Once again, Griff had to suppress a smile. He’d been in San Francisco two years earlier, while the city was experiencing another boom. Even the simplest residence on Nob Hill could be thousands of dollars—probably even higher by now.

“I’ve heard good things about that neighborhood, myself,” he said solemnly.

The girl beamed with pleasure. “Well, then, I reckon you see why I can’t go throwin’ money around, like I was old muttonchops Vanderbilt, or somethin’, right?”

“You sound to me like a very wise young woman, Miss…”

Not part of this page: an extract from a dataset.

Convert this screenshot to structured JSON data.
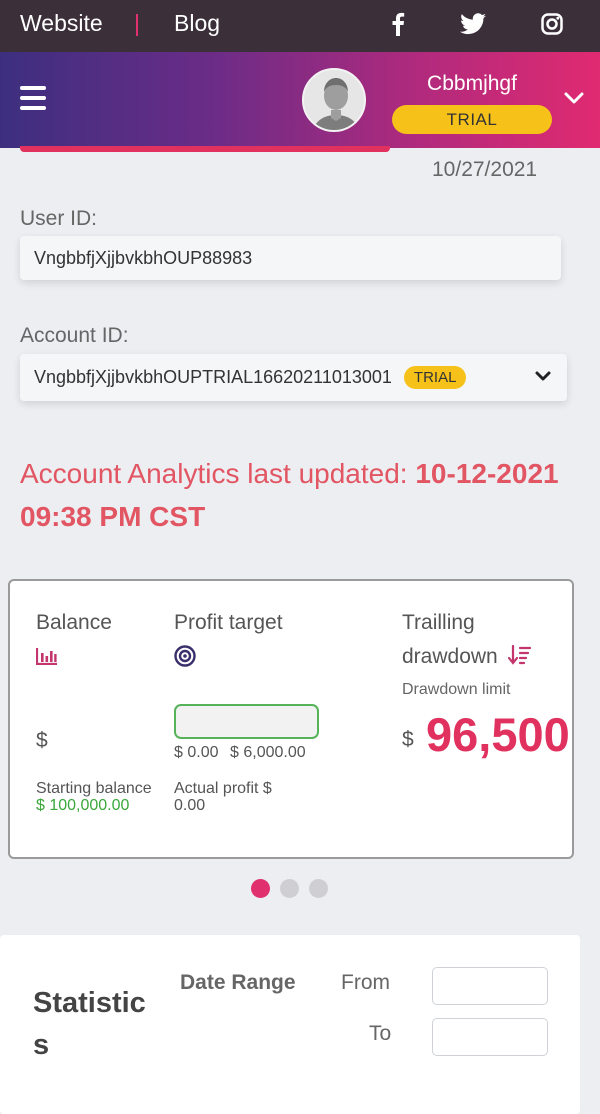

She hesitated for a moment before answering, obviously wary of giving away too much to a stranger—even one who was offering her money. And in that one cautious moment before she gave her name, Griff felt suddenly, massively stupid. The chances were better than good that the girl had come across a lot of other men ready to offer her money—in exchange for something more than she was willing to give in return.

“My name’s Clarinda,” she announced, finally. “Clarinda… Worthington
.
Well, it’s really Clarinda Isabella
Worthington, but I just go by Clarinda.”

Griff smiled as he tipped his hat and extended his hand. “Glad to meet you, Miss Worthington. My name’s Griffin Harper, but you can call me Griff.”

The girl gave him an odd look. “Harper, huh?”

“Yes. Do you know someone else with that name? Someone around here that I can find to help you?”

She shook her head. “No. I was just thinkin’ that—ain’t a
harpe
r what folks call the fella who plays the harp in one o’ them big orcha… whatever?”

“You mean, in an
orchestra
?”

She nodded.

“I think a person who plays a harp is called a
harpist.
” He smiled. “Which I don’t. I’m just a plain, ordinary, run of the mill Harper—who used to be from Nebraska.”

* * *

Two hours later, with Clarinda Isabella Worthington riding astraddle behind his bedroll, and her arms wrapped snugly around his waist, plain ordinary Griffin Harper rode into Brewer’s Creek—and into trouble.